Accelerated ETL using BI Markup Language (Biml)
A common complaint in the construction of a Business Intelligence (BI) solution is the length of time, and the associated cost with building the Extract, Transform, Load (ETL) routines to populate the associated data repositories (i.e., DataMart’s, Data Warehouse). Some estimates place this ETL development at up to 80% of the overall BI development effort.
There are a few reasons for this ETL conundrum that include:
Consolidation of multiple source (operational) systems
Efficiencies with data pulls (full vs. incremental)
Proper interpretation of each systems’ business rules
Maintaining historical perspectives
None of which is addressed in this article…
But perhaps an equally challenging problem with the construction of a Data Warehouse occurs with the process of coding the ETL logic, which is really an issue inherent to the ETL developer’s toolkit. In short, most ETL tools are centric to the graphical user interface (think very repetitive ‘drag and drop’, ’point and click’). These interfaces create a nice visual representation of data mapping, but at the same time this method generally abandons decades of proven software development techniques, such as ‘code reuse’.
Microsoft recognized this issue several years ago, and sought to address with project Vulcan (the remnant of this now defunct project can be viewed here: https://vulcan.codeplex.com/). Fortunately, a key member of project Vulcan (Scott Currie) has formed a company called Varigence to continue this effort, which has given the BI community an important XML dialect called Biml, along with related products and technologies (Mist, BimlScript, BimlOnline, BimlExpress) which form a healthy part of the growing ‘Biml ecosystem’.
It should be mentioned that while most of the work leveraging Biml is centric to the Microsoft product line, nothing in the Biml language precludes developing emitters for other platforms. The beauty of Biml is it’s a highly readable XML declaration of Business Intelligence assets. As a side note, while database, cube, and other definitions are also a part of Biml, what appears to be of most interest in the BI community, is its application for ETL processes. Consider the following Biml file:
Adhering to the design intent of XML, this Biml file is both a human readable document, as well as fully functional. When emitted using Microsoft Integration Services, this script will create an executable project, containing 2 data connections, 2 packages, 2 execute SQL statements, and 2 Data flow transformations.

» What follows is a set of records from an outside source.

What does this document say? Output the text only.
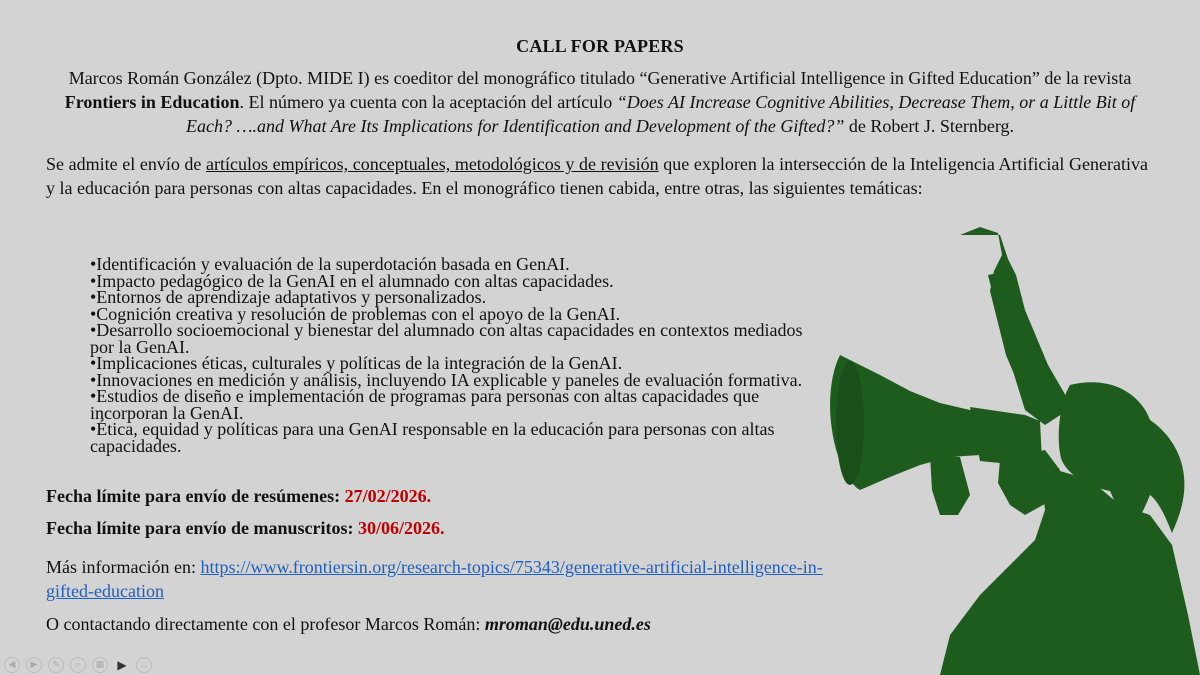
CALL FOR PAPERS
Marcos Román González (Dpto. MIDE I) es coeditor del monográfico titulado “Generative Artificial Intelligence in Gifted Education” de la revista Frontiers in Education. El número ya cuenta con la aceptación del artículo “Does AI Increase Cognitive Abilities, Decrease Them, or a Little Bit of Each? ….and What Are Its Implications for Identification and Development of the Gifted?” de Robert J. Sternberg.
Se admite el envío de artículos empíricos, conceptuales, metodológicos y de revisión que exploren la intersección de la Inteligencia Artificial Generativa y la educación para personas con altas capacidades. En el monográfico tienen cabida, entre otras, las siguientes temáticas:
•Identificación y evaluación de la superdotación basada en GenAI.
•Impacto pedagógico de la GenAI en el alumnado con altas capacidades.
•Entornos de aprendizaje adaptativos y personalizados.
•Cognición creativa y resolución de problemas con el apoyo de la GenAI.
•Desarrollo socioemocional y bienestar del alumnado con altas capacidades en contextos mediados por la GenAI.
•Implicaciones éticas, culturales y políticas de la integración de la GenAI.
•Innovaciones en medición y análisis, incluyendo IA explicable y paneles de evaluación formativa.
•Estudios de diseño e implementación de programas para personas con altas capacidades que incorporan la GenAI.
•Ética, equidad y políticas para una GenAI responsable en la educación para personas con altas capacidades.
Fecha límite para envío de resúmenes: 27/02/2026.
Fecha límite para envío de manuscritos: 30/06/2026.
Más información en: https://www.frontiersin.org/research-topics/75343/generative-artificial-intelligence-in-gifted-education
O contactando directamente con el profesor Marcos Román: mroman@edu.uned.es
◀	▶	✎	⌕	▦	▶	…
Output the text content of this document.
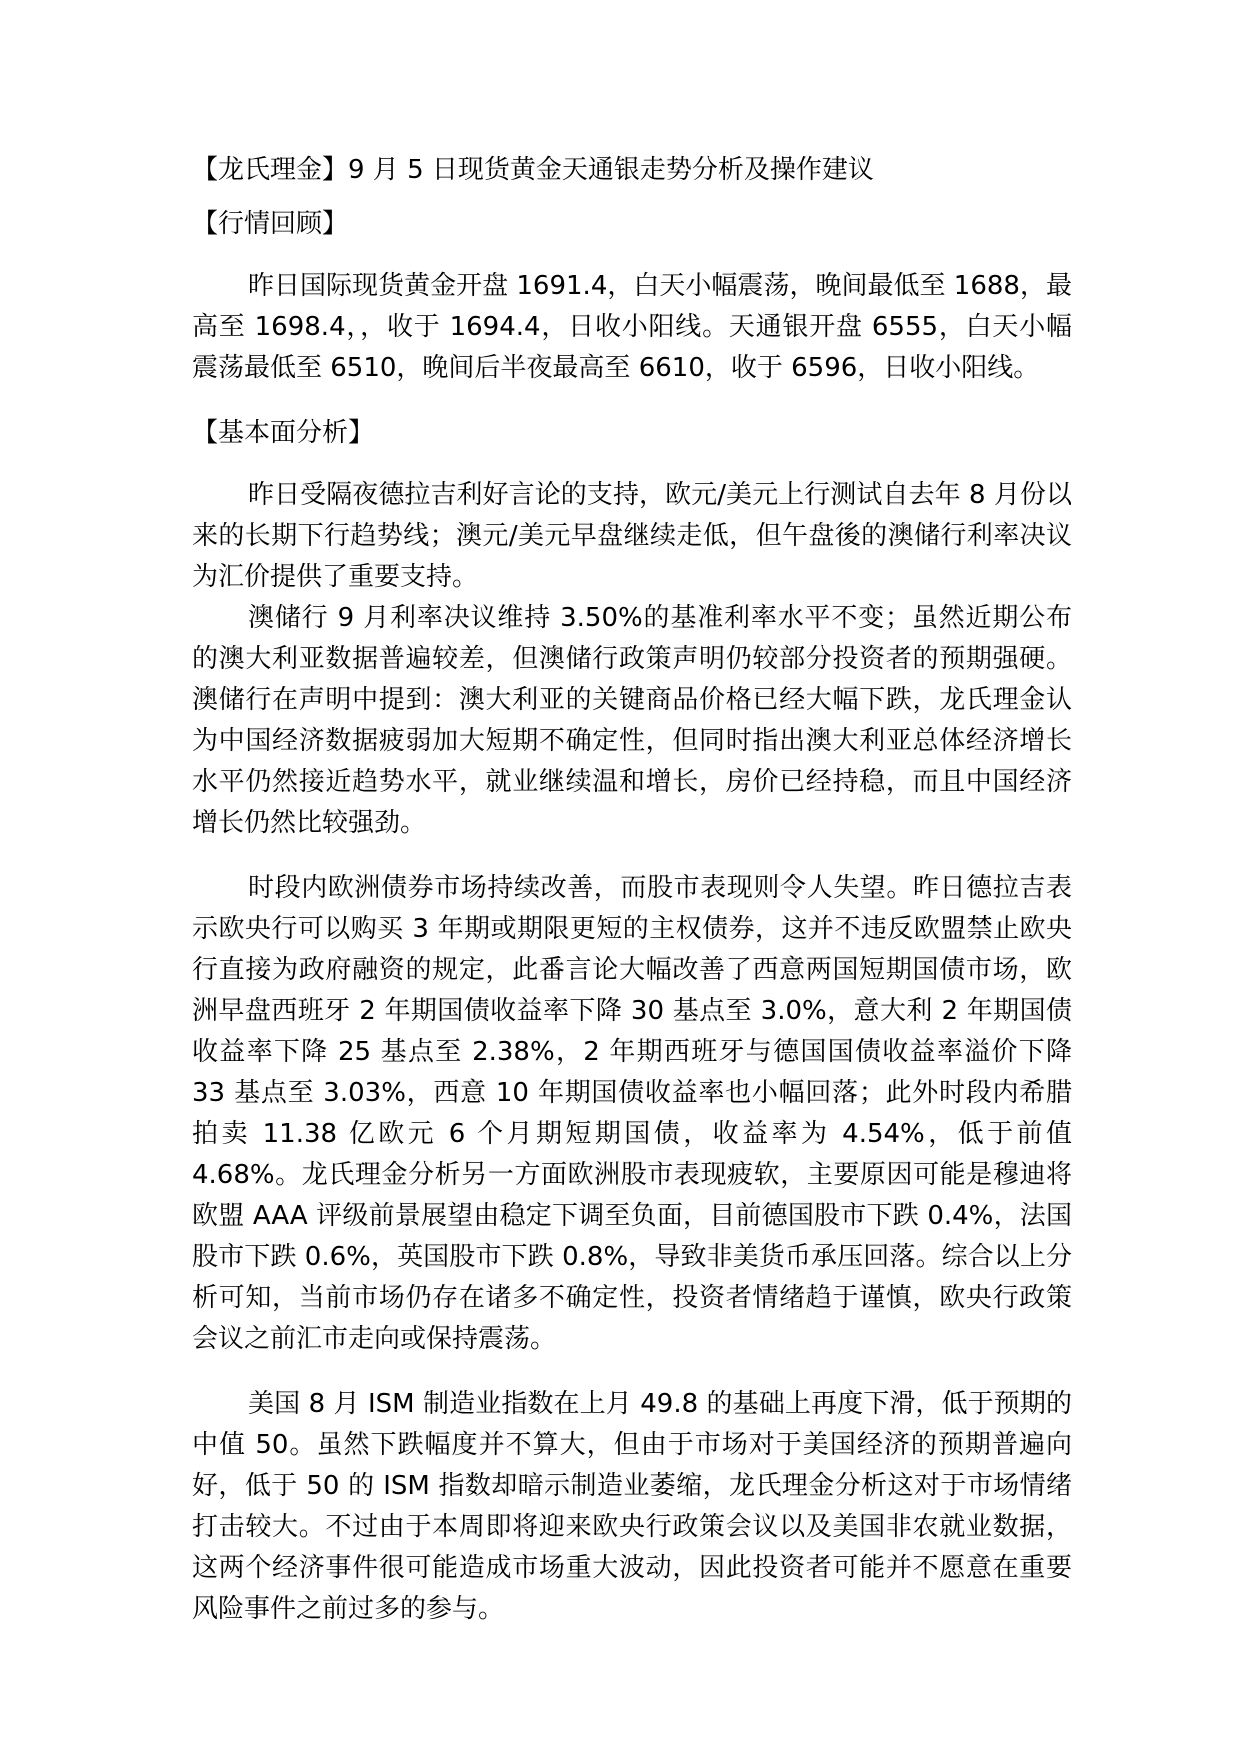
【龙氏理金】9 月 5 日现货黄金天通银走势分析及操作建议

【行情回顾】

昨日国际现货黄金开盘 1691.4，白天小幅震荡，晚间最低至 1688，最高至 1698.4，，收于 1694.4，日收小阳线。天通银开盘 6555，白天小幅震荡最低至 6510，晚间后半夜最高至 6610，收于 6596，日收小阳线。

【基本面分析】

昨日受隔夜德拉吉利好言论的支持，欧元/美元上行测试自去年 8 月份以来的长期下行趋势线；澳元/美元早盘继续走低，但午盘後的澳储行利率决议为汇价提供了重要支持。

澳储行 9 月利率决议维持 3.50%的基准利率水平不变；虽然近期公布的澳大利亚数据普遍较差，但澳储行政策声明仍较部分投资者的预期强硬。澳储行在声明中提到：澳大利亚的关键商品价格已经大幅下跌，龙氏理金认为中国经济数据疲弱加大短期不确定性，但同时指出澳大利亚总体经济增长水平仍然接近趋势水平，就业继续温和增长，房价已经持稳，而且中国经济增长仍然比较强劲。

时段内欧洲债券市场持续改善，而股市表现则令人失望。昨日德拉吉表示欧央行可以购买 3 年期或期限更短的主权债券，这并不违反欧盟禁止欧央行直接为政府融资的规定，此番言论大幅改善了西意两国短期国债市场，欧洲早盘西班牙 2 年期国债收益率下降 30 基点至 3.0%，意大利 2 年期国债收益率下降 25 基点至 2.38%，2 年期西班牙与德国国债收益率溢价下降 33 基点至 3.03%，西意 10 年期国债收益率也小幅回落；此外时段内希腊拍卖 11.38 亿欧元 6 个月期短期国债，收益率为 4.54%，低于前值 4.68%。龙氏理金分析另一方面欧洲股市表现疲软，主要原因可能是穆迪将欧盟 AAA 评级前景展望由稳定下调至负面，目前德国股市下跌 0.4%，法国股市下跌 0.6%，英国股市下跌 0.8%，导致非美货币承压回落。综合以上分析可知，当前市场仍存在诸多不确定性，投资者情绪趋于谨慎，欧央行政策会议之前汇市走向或保持震荡。

美国 8 月 ISM 制造业指数在上月 49.8 的基础上再度下滑，低于预期的中值 50。虽然下跌幅度并不算大，但由于市场对于美国经济的预期普遍向好，低于 50 的 ISM 指数却暗示制造业萎缩，龙氏理金分析这对于市场情绪打击较大。不过由于本周即将迎来欧央行政策会议以及美国非农就业数据，这两个经济事件很可能造成市场重大波动，因此投资者可能并不愿意在重要风险事件之前过多的参与。
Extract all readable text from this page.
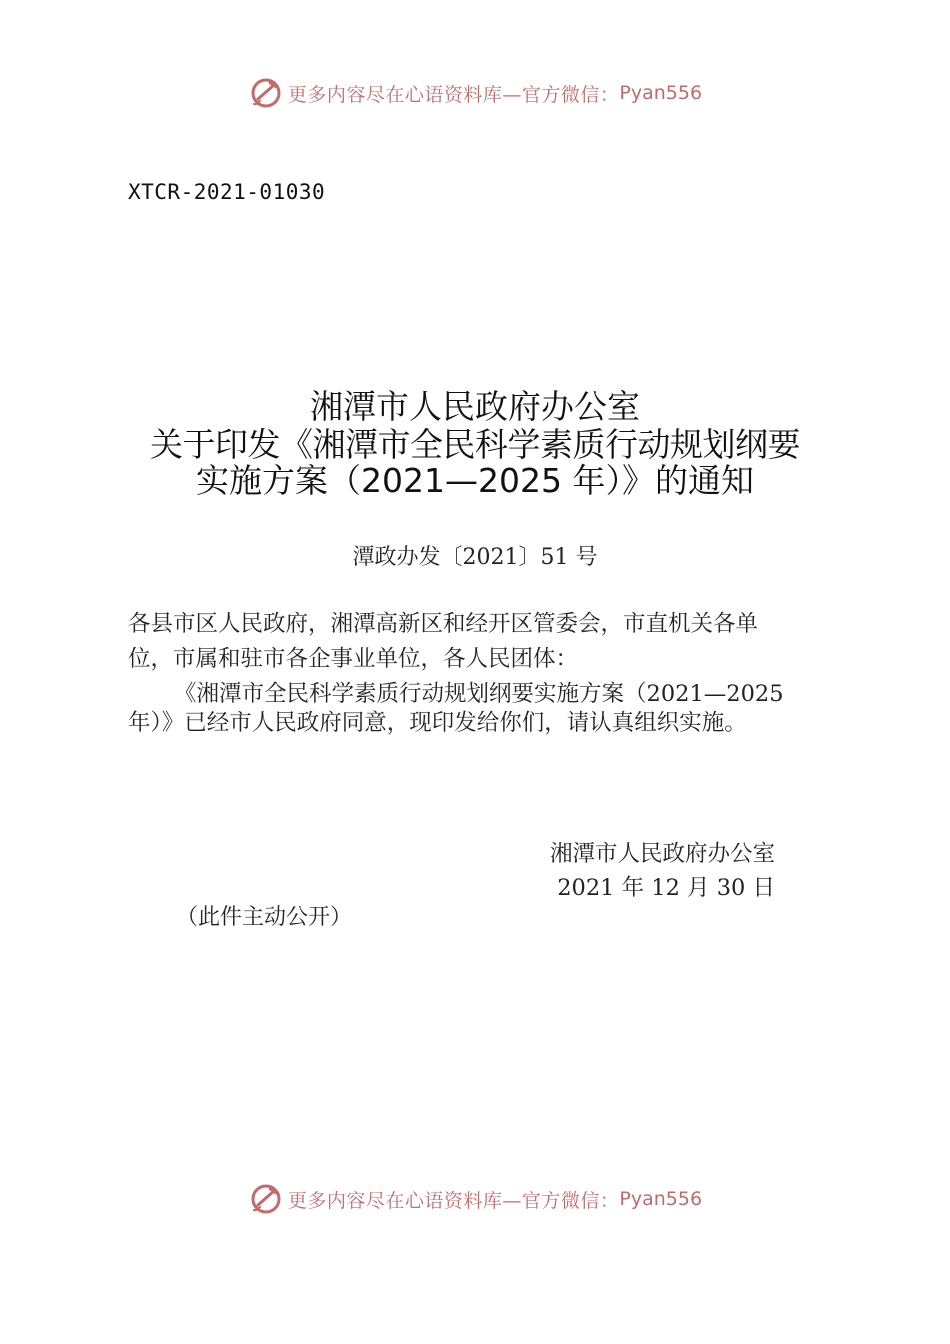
更多内容尽在心语资料库—官方微信： Pyan556
XTCR-2021-01030
湘潭市人民政府办公室
关于印发《湘潭市全民科学素质行动规划纲要
实施方案（2021—2025 年）》的通知
潭政办发〔2021〕51 号
各县市区人民政府，湘潭高新区和经开区管委会，市直机关各单
位，市属和驻市各企事业单位，各人民团体：
《湘潭市全民科学素质行动规划纲要实施方案（2021—2025
年）》已经市人民政府同意，现印发给你们，请认真组织实施。
湘潭市人民政府办公室
2021 年 12 月 30 日
（此件主动公开）
更多内容尽在心语资料库—官方微信： Pyan556
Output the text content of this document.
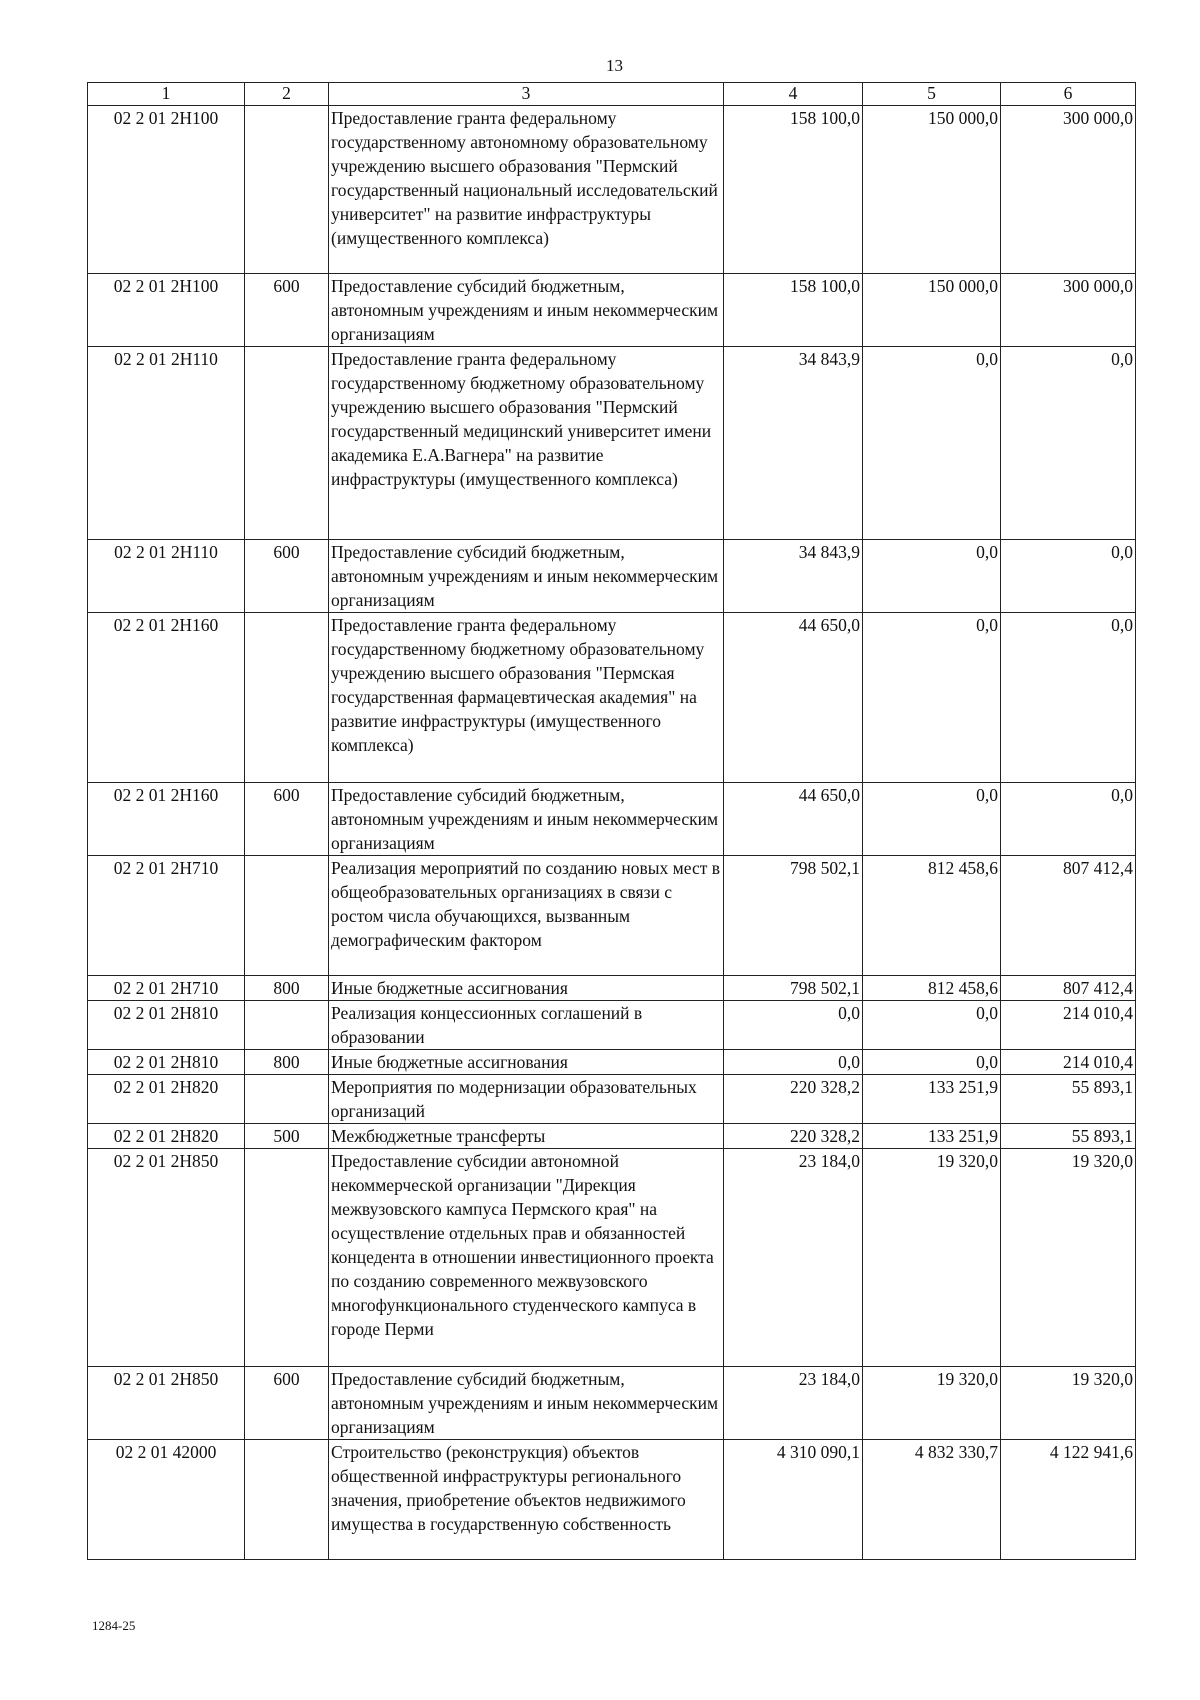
13
1	2	3	4	5	6
02 2 01 2Н100		Предоставление гранта федеральному государственному автономному образовательному учреждению высшего образования "Пермский государственный национальный исследовательский университет" на развитие инфраструктуры (имущественного комплекса)	158 100,0	150 000,0	300 000,0
02 2 01 2Н100	600	Предоставление субсидий бюджетным, автономным учреждениям и иным некоммерческим организациям	158 100,0	150 000,0	300 000,0
02 2 01 2Н110		Предоставление гранта федеральному государственному бюджетному образовательному учреждению высшего образования "Пермский государственный медицинский университет имени академика Е.А.Вагнера" на развитие инфраструктуры (имущественного комплекса)	34 843,9	0,0	0,0
02 2 01 2Н110	600	Предоставление субсидий бюджетным, автономным учреждениям и иным некоммерческим организациям	34 843,9	0,0	0,0
02 2 01 2Н160		Предоставление гранта федеральному государственному бюджетному образовательному учреждению высшего образования "Пермская государственная фармацевтическая академия" на развитие инфраструктуры (имущественного комплекса)	44 650,0	0,0	0,0
02 2 01 2Н160	600	Предоставление субсидий бюджетным, автономным учреждениям и иным некоммерческим организациям	44 650,0	0,0	0,0
02 2 01 2Н710		Реализация мероприятий по созданию новых мест в общеобразовательных организациях в связи с ростом числа обучающихся, вызванным демографическим фактором	798 502,1	812 458,6	807 412,4
02 2 01 2Н710	800	Иные бюджетные ассигнования	798 502,1	812 458,6	807 412,4
02 2 01 2Н810		Реализация концессионных соглашений в образовании	0,0	0,0	214 010,4
02 2 01 2Н810	800	Иные бюджетные ассигнования	0,0	0,0	214 010,4
02 2 01 2Н820		Мероприятия по модернизации образовательных организаций	220 328,2	133 251,9	55 893,1
02 2 01 2Н820	500	Межбюджетные трансферты	220 328,2	133 251,9	55 893,1
02 2 01 2Н850		Предоставление субсидии автономной некоммерческой организации "Дирекция межвузовского кампуса Пермского края" на осуществление отдельных прав и обязанностей концедента в отношении инвестиционного проекта по созданию современного межвузовского многофункционального студенческого кампуса в городе Перми	23 184,0	19 320,0	19 320,0
02 2 01 2Н850	600	Предоставление субсидий бюджетным, автономным учреждениям и иным некоммерческим организациям	23 184,0	19 320,0	19 320,0
02 2 01 42000		Строительство (реконструкция) объектов общественной инфраструктуры регионального значения, приобретение объектов недвижимого имущества в государственную собственность	4 310 090,1	4 832 330,7	4 122 941,6
1284-25
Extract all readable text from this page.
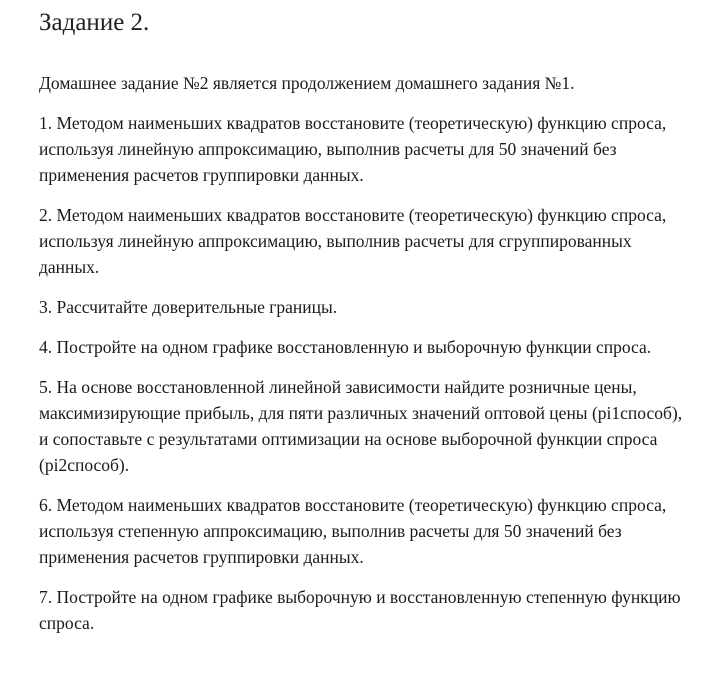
Задание 2.

Домашнее задание №2 является продолжением домашнего задания №1.

1. Методом наименьших квадратов восстановите (теоретическую) функцию спроса, используя линейную аппроксимацию, выполнив расчеты для 50 значений без применения расчетов группировки данных.

2. Методом наименьших квадратов восстановите (теоретическую) функцию спроса, используя линейную аппроксимацию, выполнив расчеты для сгруппированных данных.

3. Рассчитайте доверительные границы.

4. Постройте на одном графике восстановленную и выборочную функции спроса.

5. На основе восстановленной линейной зависимости найдите розничные цены, максимизирующие прибыль, для пяти различных значений оптовой цены (pi1способ), и сопоставьте с результатами оптимизации на основе выборочной функции спроса (pi2способ).

6. Методом наименьших квадратов восстановите (теоретическую) функцию спроса, используя степенную аппроксимацию, выполнив расчеты для 50 значений без применения расчетов группировки данных.

7. Постройте на одном графике выборочную и восстановленную степенную функцию спроса.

Approaches for ETL Acceleration
Now that we have a way to author ETL packages using just XML tags, code acceleration can be achieved by automating how these Biml tags are built. The most common approach is to use BimlScript, which introduces C# or VB.Net code nuggets that generate Biml:
These code nuggets (delimited with <# and #>) are generally used to access database metadata, and yield reusable patterns that could be used for perhaps hundreds of tables. For more information on BimlScript usage and techniques please see: http://www.bimlscript.com/walkthrough/Details/3115
Whereas BimlScript ‘code nuggets’ is a common approach to Biml tag automation, there are many other approaches that can be used (refer to: http://www.bimlscript.com/walkthrough/Details/3114 for a list of Biml generation alternatives).
Of particular interest to this author is the use of SQL Server scripts to automate Biml tag creation. One reason for this is most all the metadata that you’ll want to reference is natively available in SQL (e.g., Information Schema Views). In addition, SQL statement can use the ‘FOR XML’ clause, which then provides a perfect arrangement for generating pure XML (Biml) files directly in SQL Server. For a working example of this concept, please see the blog entry:
Does it really work?
Yes. Many developers who have waded into the Biml waters have found 2x, 5x, and even 10x productivity improvements with ETL development. In addition, beyond rapid development, since Biml packages are code generated, the quality is better, and the re-factoring of even hundreds of existing packages is now practical.
Are there drawbacks?
Yes. Biml is a pretty big shift in how ETL developers generally create packages. It requires significant re-thinking in how to construct packages in code (Biml), which was formally performed by hand (on the ETL design canvas). Like all big changes, it’s best done methodically, accommodating the learning curve, and having someone in house to champion the cause.
In summary, Biml, along with its growing ecosystem, has the potential to revolutionize delivery times for any project that requires numerous ETL packages. We can boast of many happy customers, due directly to the adoption of Biml for SSIS package development. Even more exciting, the ability to leverage many of the time tested software development techniques using a Biml/SQL approach, keeps this ETL guy amazed at all the possibilities.